Both methods raise sunken concrete by pumping material under it. That is where the similarity ends. The right tool for the job depends on the slab, the soil, the schedule, and the long-term durability you need. For nearly every job in the Phoenix metro, polyjacking (polyurethane foam injection) is the better tool.
The full comparison
Where mudjacking still has a place
We are not anti-mudjacking. There are jobs where the additional mass of cement slurry is fine, the budget for material is tight, and the schedule allows a full cure cycle. Older industrial slabs, certain agricultural pads, and a few specialty applications can be cost-effective with mud. Most Phoenix residential and commercial concrete is not in that category.
Why polyjacking dominates in Phoenix
- Soil. Phoenix expansive clay and caliche need a material that compacts loose soil and resists water. Foam expands into the void, presses soil tight, and stays waterproof.
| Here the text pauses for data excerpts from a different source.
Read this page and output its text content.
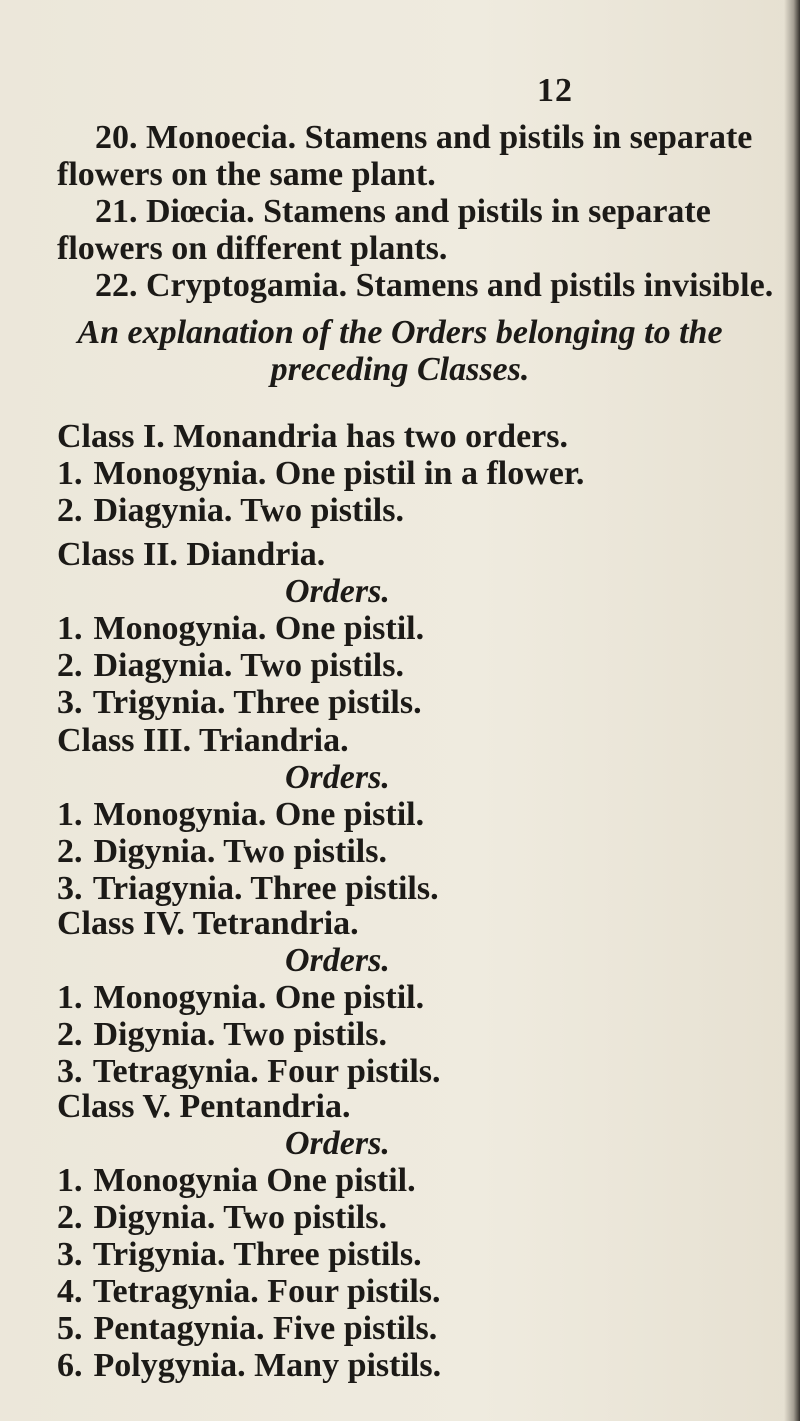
12
20. Monoecia. Stamens and pistils in separate
flowers on the same plant.
21. Diœcia. Stamens and pistils in separate
flowers on different plants.
22. Cryptogamia. Stamens and pistils invisible.
An explanation of the Orders belonging to the
preceding Classes.
Class I. Monandria has two orders.
1. Monogynia. One pistil in a flower.
2. Diagynia. Two pistils.
Class II. Diandria.
Orders.
1. Monogynia. One pistil.
2. Diagynia. Two pistils.
3. Trigynia. Three pistils.
Class III. Triandria.
Orders.
1. Monogynia. One pistil.
2. Digynia. Two pistils.
3. Triagynia. Three pistils.
Class IV. Tetrandria.
Orders.
1. Monogynia. One pistil.
2. Digynia. Two pistils.
3. Tetragynia. Four pistils.
Class V. Pentandria.
Orders.
1. Monogynia One pistil.
2. Digynia. Two pistils.
3. Trigynia. Three pistils.
4. Tetragynia. Four pistils.
5. Pentagynia. Five pistils.
6. Polygynia. Many pistils.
- Heat. 110°+ summers do not faze closed-cell foam — its dimensional stability range is far beyond ground temperatures.
- Schedule. Most Phoenix homeowners cannot have their driveway out of service for 48 hours. Foam cures to 90% in 15 minutes.
- Hole size. 5/8" patches in your driveway disappear. 2" patches do not.
- Pool decks. Adding 100+ lb/cf of mud above pool plumbing is risky. Foam at 2–4 lb/cf is not.
The bottom line
For the overwhelming majority of Phoenix concrete repair jobs — driveways, pool decks, sidewalks, garage floors, patios, warehouse floors, foundation leveling — polyjacking with high-density polyurethane foam is faster, cleaner, more durable, and (despite higher per-cubic-foot material cost) often cheaper at the bottom line because of how efficiently it fills voids and lifts per pound.